ConceptCheck 20-12: Atoms heavier than iron such as uranium are produced during a supernova. Nuclear reactions producing uranium require an input of energy, and there is plenty of gravitational energy in the collapse that ultimately ends up producing atomic elements heavier than iron. Uranium does not release energy when produced.

ConceptCheck 20-13: The typical progenitor star for a core-collapse supernova is a red supergiant. The blue supergiant progenitor star that led to SN 1987A was still large in mass but smaller in size than a red supergiant. That means some of the supernova energy that would have normally gone into light was used just to push the smaller star’s matter outward against its own gravity.

ConceptCheck 20-14: When a high-energy neutrino hits a proton in a big water tank, it can cause a positron to be emitted. The positron can travel faster than light travels within that same water, and this produces a shock wave of light that can be detected.

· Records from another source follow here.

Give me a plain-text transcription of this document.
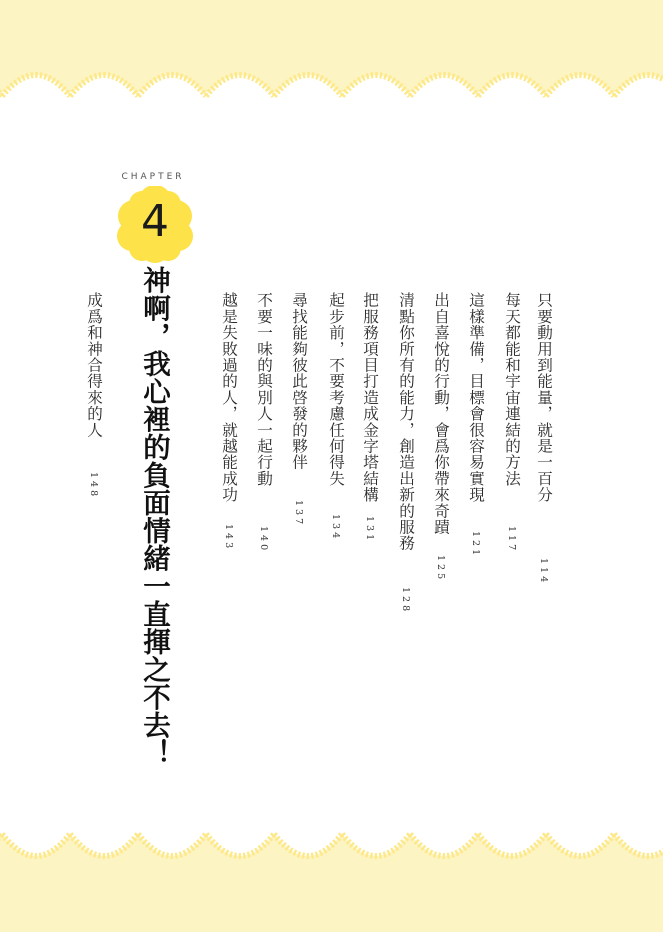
CHAPTER
4
神啊，我心裡的負面情緒一直揮之不去！	只要動用到能量，就是一百分
114
每天都能和宇宙連結的方法
117
這樣準備，目標會很容易實現
121
出自喜悅的行動，會爲你帶來奇蹟
125
清點你所有的能力，創造出新的服務
128
把服務項目打造成金字塔結構
131
起步前，不要考慮任何得失
134
尋找能夠彼此啓發的夥伴
137
不要一味的與別人一起行動
140
越是失敗過的人，就越能成功
143
成爲和神合得來的人
148
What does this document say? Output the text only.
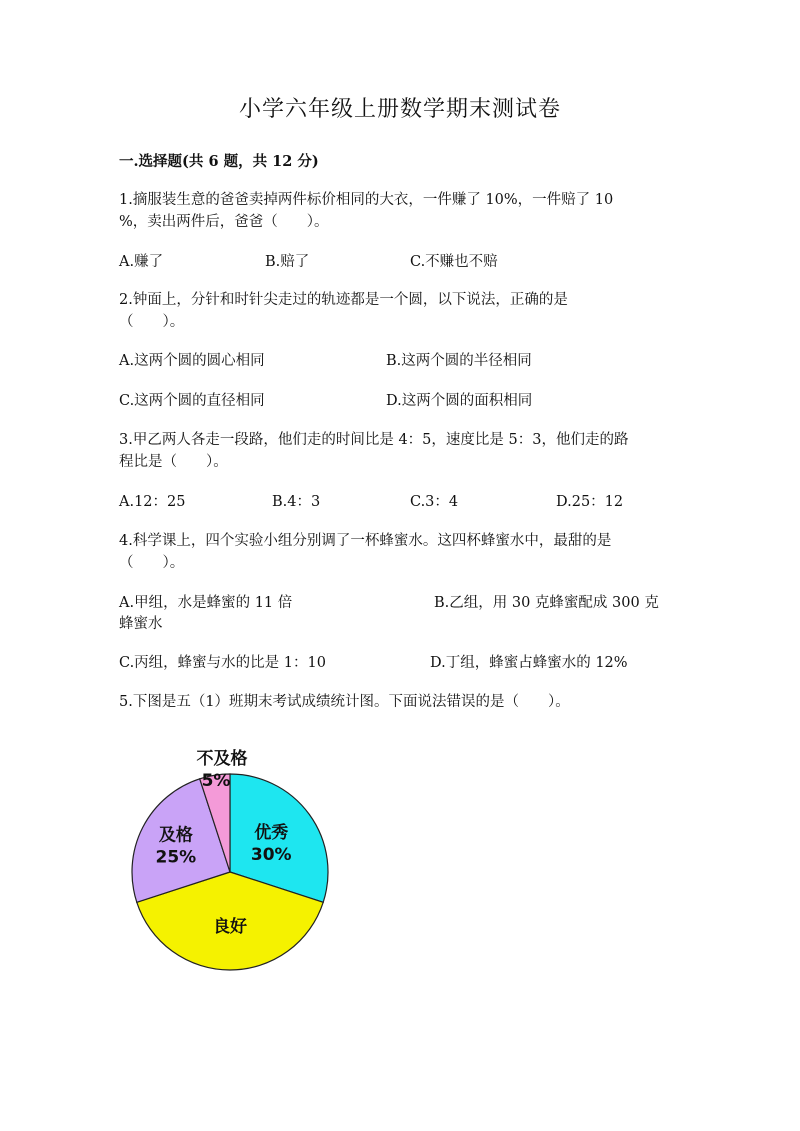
小学六年级上册数学期末测试卷
一.选择题(共 6 题，共 12 分)
1.摘服装生意的爸爸卖掉两件标价相同的大衣，一件赚了 10%，一件赔了 10
%，卖出两件后，爸爸（　　）。
A.赚了	B.赔了	C.不赚也不赔
2.钟面上，分针和时针尖走过的轨迹都是一个圆，以下说法，正确的是
（　　）。
A.这两个圆的圆心相同	B.这两个圆的半径相同
C.这两个圆的直径相同	D.这两个圆的面积相同
3.甲乙两人各走一段路，他们走的时间比是 4：5，速度比是 5：3，他们走的路
程比是（　　）。
A.12：25	B.4：3	C.3：4	D.25：12
4.科学课上，四个实验小组分别调了一杯蜂蜜水。这四杯蜂蜜水中，最甜的是
（　　）。
A.甲组，水是蜂蜜的 11 倍	B.乙组，用 30 克蜂蜜配成 300 克
蜂蜜水
C.丙组，蜂蜜与水的比是 1：10	D.丁组，蜂蜜占蜂蜜水的 12%
5.下图是五（1）班期末考试成绩统计图。下面说法错误的是（　　）。
优秀
30%
良好
及格
25%
不及格
5%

ConceptCheck 20-15: By comparison with the spectra in Figure 20-18, the lack of hydrogen, helium, or silicon lines matches the core-collapse of a Type Ic supernova.

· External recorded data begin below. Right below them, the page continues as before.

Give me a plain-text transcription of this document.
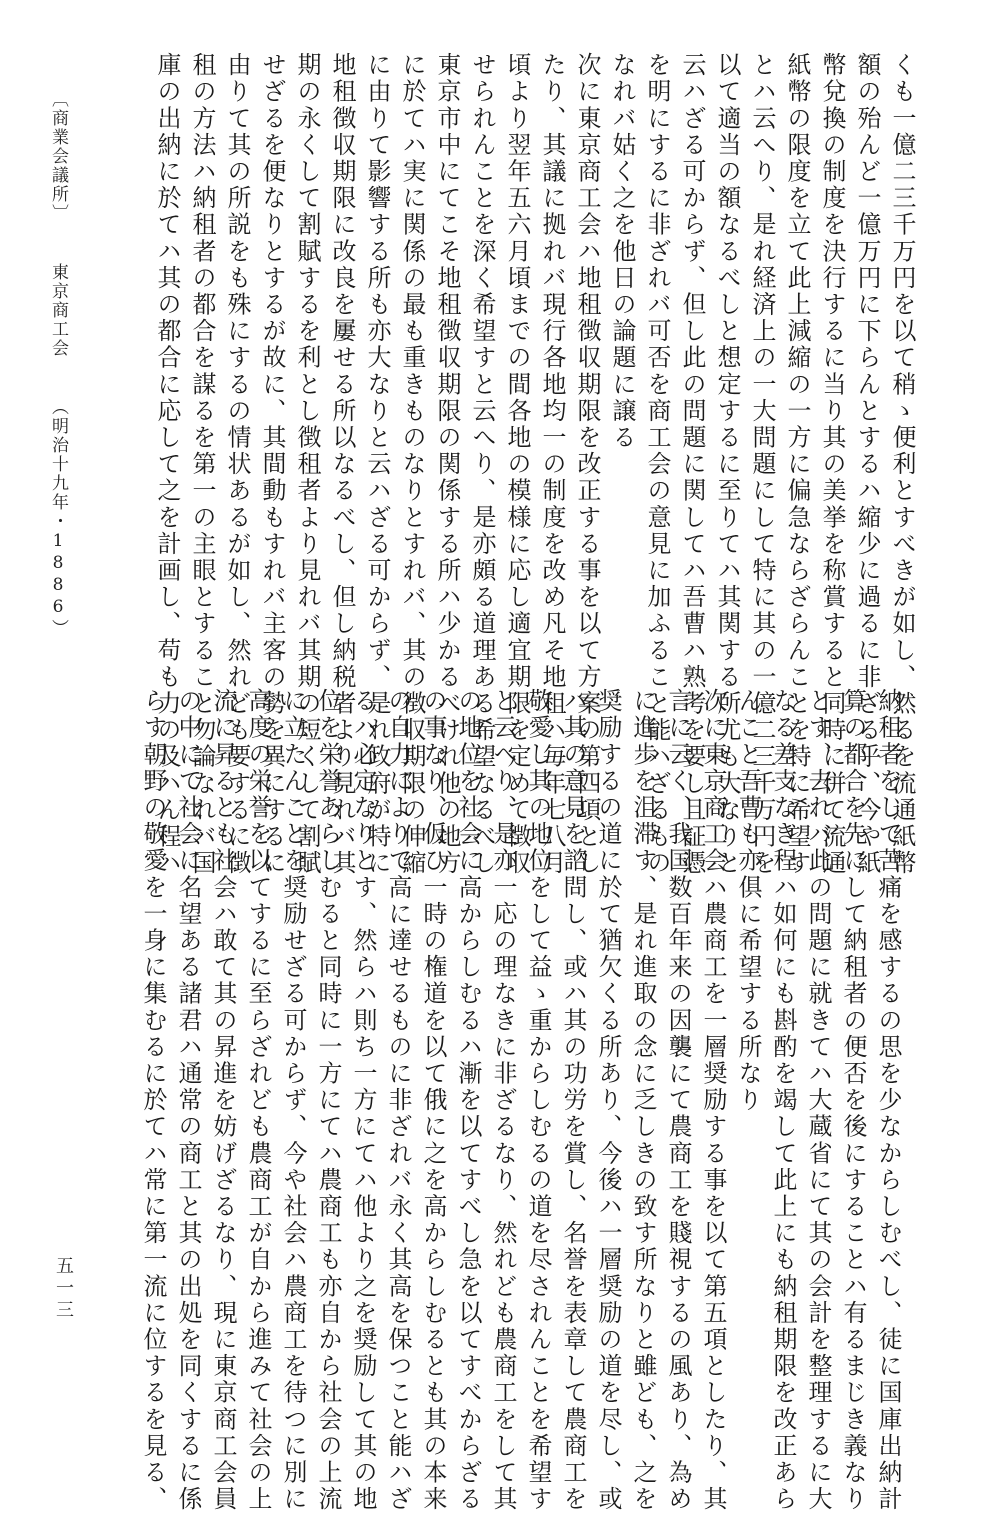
くも一億二三千万円を以て稍ゝ便利とすべきが如し、然るを流通紙幣
額の殆んど一億万円に下らんとするハ縮少に過るに非ざる乎、今や紙
幣兌換の制度を決行するに当り其の美挙を称賞すると同時に併て流通
紙幣の限度を立て此上減縮の一方に偏急ならざらんことを特に希望す
とハ云へり、是れ経済上の一大問題にして特に其の一億二三千万円を
以て適当の額なるべしと想定するに至りてハ其関する所尤も大なりと
云ハざる可からず、但し此の問題に関してハ吾曹ハ熟考を要し且証憑
を明にするに非ざれバ可否を商工会の意見に加ふること能ハざるもの
なれバ姑く之を他日の論題に譲る
次に東京商工会ハ地租徴収期限を改正する事を以て方案の第四項とし
たり、其議に拠れバ現行各地均一の制度を改め凡そ地租ハ毎年七八月
頃より翌年五六月頃までの間各地の模様に応し適宜期限を定めて徴収
せられんことを深く希望すと云へり、是亦頗る道理ある希望なるべし
東京市中にてこそ地租徴収期限の関係する所ハ少かるべけれ他の地方
に於てハ実に関係の最も重きものなりとすれバ、其の徴収期限の伸縮
に由りて影響する所も亦大なりと云ハざる可からず、是れ政府が特に
地租徴収期限に改良を屢せる所以なるべし、但し納税者より見れバ其
期の永くして割賦するを利とし徴租者より見れバ其期の短くして割賦
せざるを便なりとするが故に、其間動もすれバ主客の勢を異にするに
由りて其の所説をも殊にするの情状あるが如し、然れども要するに徴
租の方法ハ納租者の都合を謀るを第一の主眼とすること勿論なれバ国
庫の出納に於てハ其の都合に応して之を計画し、苟も力の及ハん程ハ
納租者をして苦痛を感するの思を少なからしむべし、徒に国庫出納計
算の都合を先にして納租者の便否を後にすることハ有るまじき義なり
とす、去れバ此の問題に就きてハ大蔵省にて其の会計を整理するに大
なる差支なき程ハ如何にも斟酌を竭して此上にも納租期限を改正あら
んこと吾曹も亦俱に希望する所なり
次に東京商工会ハ農商工を一層奨励する事を以て第五項としたり、其
言に云く、我国数百年来の因襲にて農商工を賤視するの風あり、為め
に進歩を沮滞す、是れ進取の念に乏しきの致す所なりと雖ども、之を
奨励するの道に於て猶欠くる所あり、今後ハ一層奨励の道を尽し、或
ハ其の意見を諮問し、或ハ其の功労を賞し、名誉を表章して農商工を
敬愛し其の地位をして益ゝ重からしむるの道を尽されんことを希望す
と云へり、是亦一応の理なきに非ざるなり、然れども農商工をして其
の地位を社会に高からしむるハ漸を以てすべし急を以てすべからざる
の事なり、仮ひ一時の権道を以て俄に之を高からしむるとも其の本来
の自力によりて高に達せるものに非ざれバ永く其高を保つこと能ハざ
るハ必定なりとす、然らハ則ち一方にてハ他より之を奨励して其の地
位を栄誉あらしむると同時に一方にてハ農商工も亦自から社会の上流
に立たんことを奨励せざる可からず、今や社会ハ農商工を待つに別に
高度の栄誉を以てするに至らざれども農商工が自から進みて社会の上
流に昇るとも社会ハ敢て其の昇進を妨げざるなり、現に東京商工会員
の中にて社会に名望ある諸君ハ通常の商工と其の出処を同くするに係
らす朝野の敬愛を一身に集むるに於てハ常に第一流に位するを見る、
〔商業会議所〕東京商工会（明治十九年・1886）
五一三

ConceptCheck 20-16: By observing the expansion rate of the remnant (its speed), and how far it has expanded (its approximate radius), the time since the explosion can be estimated.

ConceptCheck 20-17: Just as a white dwarf is held up by degenerate electron pressure, a neutron star is held up by degenerate neutron pressure.

ConceptCheck 20-18: By shrinking during formation, neutron stars spin rapidly and have very large magnetic fields. Charged particles in these magnetic fields emit the light (often radio waves) observed at Earth. The light arrives in pulses the way a lighthouse beacon repeatedly sweeps by an observer.

ConceptCheck 20-19: In a supernova, the entire white dwarf undergoes nuclear reactions, whereas in a nova, only a surface layer undergoes nuclear fusion.

ConceptCheck 20-20: A type Ia supernova blows the object apart. For a nova or X-ray burster, only an outer layer of transferred mass undergoes nuclear reactions. When enough mass is again transferred from the binary partner, the detonation repeats itself.